On July 16, the Indian stock market benchmarks Sensex and Nifty50 ended the trading session almost flat after erasing significant intraday gains. The volatility was driven by the weekly expiry of futures and options contracts on the Sensex, alongside global geopolitical developments that unsettled markets.
Despite touching an intraday high of 24,186, the Nifty50 index slipped to close at 24,073, down 6 points from the previous close. The Sensex experienced a sharp intraday drop of up to 493 points from its peak but managed to finish just 1 point higher at 77,187.
What Drives Market Volatility During Weekly Expiry
Weekly expiry of futures and options contracts often leads to increased market fluctuations. Traders adjust or close positions before contracts expire, which can cause sharp price movements. This phenomenon was evident on July 16, as the Sensex and Nifty50 swung widely during the day before settling near previous levels.
Such expiry days are closely watched by investors and traders because they can temporarily distort price trends and create opportunities for short-term gains or losses. The balancing act between buyers and sellers during this period often results in volatile trading sessions.
Key Market Movements and Sector Performance
- The Sensex reached an intraday high before dropping nearly 500 points, reflecting a tug-of-war between bullish and bearish forces.
- Stocks like Bajaj Finance, Mahindra & Mahindra, ITC, Reliance Industries, Infosys, and Maruti Suzuki contributed to gains during the session.
- Conversely, shares of HDFC Bank, Eternal, Bharat Electronics, and Axis Bank declined, offsetting the positive momentum.
- Asian markets also faced pressure, with Japan's Nikkei falling 2.6%, China's Shanghai Composite down 1.85%, and South Korea's KOSPI plunging 6.4%, largely due to a selloff in chipmaker stocks.
- Crude oil prices surged after Iran's military targeted US military assets in Jordan using drones, escalating geopolitical tensions.
Global Events Adding Pressure to Indian Markets
International developments played a significant role in shaping investor sentiment on July 16. Iran's military attacks on US facilities in Jordan heightened concerns over Middle East stability, pushing crude oil prices higher. Rising oil prices often raise costs for businesses and consumers, which can weigh on stock markets.
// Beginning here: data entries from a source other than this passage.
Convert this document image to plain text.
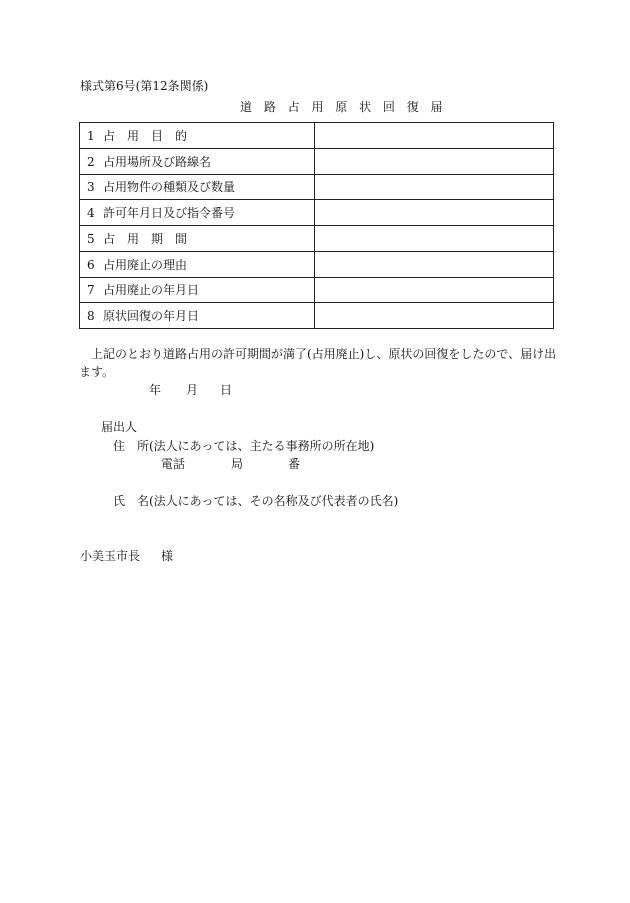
様式第6号(第12条関係)
道 路 占 用 原 状 回 復 届
1 占　用　目　的	
2 占用場所及び路線名	
3 占用物件の種類及び数量	
4 許可年月日及び指令番号	
5 占　用　期　間	
6 占用廃止の理由	
7 占用廃止の年月日	
8 原状回復の年月日	
上記のとおり道路占用の許可期間が満了(占用廃止)し、原状の回復をしたので、届け出
ます。
年 月 日
届出人
住　所(法人にあっては、主たる事務所の所在地)
電話	局	番
氏　名(法人にあっては、その名称及び代表者の氏名)
小美玉市長 様
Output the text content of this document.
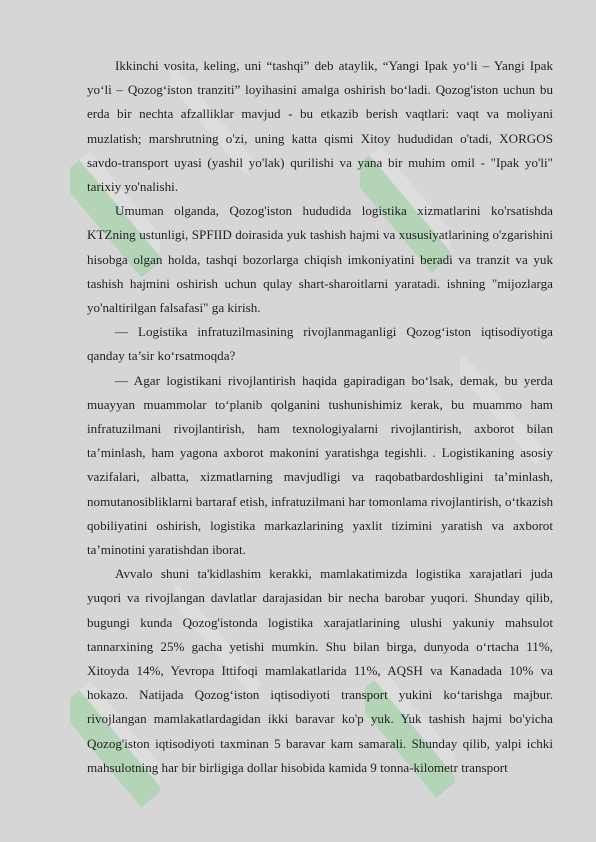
Ikkinchi vosita, keling, uni “tashqi” deb ataylik, “Yangi Ipak yo‘li – Yangi Ipak yo‘li – Qozog‘iston tranziti” loyihasini amalga oshirish bo‘ladi. Qozog'iston uchun bu erda bir nechta afzalliklar mavjud - bu etkazib berish vaqtlari: vaqt va moliyani muzlatish; marshrutning o'zi, uning katta qismi Xitoy hududidan o'tadi, XORGOS savdo-transport uyasi (yashil yo'lak) qurilishi va yana bir muhim omil - "Ipak yo'li" tarixiy yo'nalishi.

Umuman olganda, Qozog'iston hududida logistika xizmatlarini ko'rsatishda KTZning ustunligi, SPFIID doirasida yuk tashish hajmi va xususiyatlarining o'zgarishini hisobga olgan holda, tashqi bozorlarga chiqish imkoniyatini beradi va tranzit va yuk tashish hajmini oshirish uchun qulay shart-sharoitlarni yaratadi. ishning "mijozlarga yo'naltirilgan falsafasi" ga kirish.

— Logistika infratuzilmasining rivojlanmaganligi Qozog‘iston iqtisodiyotiga qanday ta’sir ko‘rsatmoqda?

— Agar logistikani rivojlantirish haqida gapiradigan bo‘lsak, demak, bu yerda muayyan muammolar to‘planib qolganini tushunishimiz kerak, bu muammo ham infratuzilmani rivojlantirish, ham texnologiyalarni rivojlantirish, axborot bilan ta’minlash, ham yagona axborot makonini yaratishga tegishli. . Logistikaning asosiy vazifalari, albatta, xizmatlarning mavjudligi va raqobatbardoshligini ta’minlash, nomutanosibliklarni bartaraf etish, infratuzilmani har tomonlama rivojlantirish, o‘tkazish qobiliyatini oshirish, logistika markazlarining yaxlit tizimini yaratish va axborot ta’minotini yaratishdan iborat.

Avvalo shuni ta'kidlashim kerakki, mamlakatimizda logistika xarajatlari juda yuqori va rivojlangan davlatlar darajasidan bir necha barobar yuqori. Shunday qilib, bugungi kunda Qozog'istonda logistika xarajatlarining ulushi yakuniy mahsulot tannarxining 25% gacha yetishi mumkin. Shu bilan birga, dunyoda o‘rtacha 11%, Xitoyda 14%, Yevropa Ittifoqi mamlakatlarida 11%, AQSH va Kanadada 10% va hokazo. Natijada Qozog‘iston iqtisodiyoti transport yukini ko‘tarishga majbur. rivojlangan mamlakatlardagidan ikki baravar ko'p yuk. Yuk tashish hajmi bo'yicha Qozog'iston iqtisodiyoti taxminan 5 baravar kam samarali. Shunday qilib, yalpi ichki mahsulotning har bir birligiga dollar hisobida kamida 9 tonna-kilometr transport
In response, the US Central Command announced it had completed a wave of retaliatory strikes against Iran, adding to the uncertainty. These geopolitical risks contributed to cautious trading in India and across Asia.
The selloff in semiconductor stocks in South Korea also reflected worries about global demand and supply chain disruptions, factors that can impact technology companies worldwide, including Indian IT firms.
Frequently Asked Questions
Q: Why did Sensex and Nifty50 erase their intraday gains?
A: The markets saw volatility due to the weekly expiry of futures and options contracts, combined with global geopolitical tensions that unsettled investors, leading to a reversal of earlier gains.
Q: Which sectors influenced the market movement on July 16?
A: Gains in financial services, automotive, consumer goods, and IT stocks were offset by losses in banking and defense sectors, resulting in a flat market close.
Q: How do global events affect Indian stock markets?
A: International developments, such as geopolitical conflicts and commodity price changes, impact investor confidence and can lead to market fluctuations in India due to economic interconnections.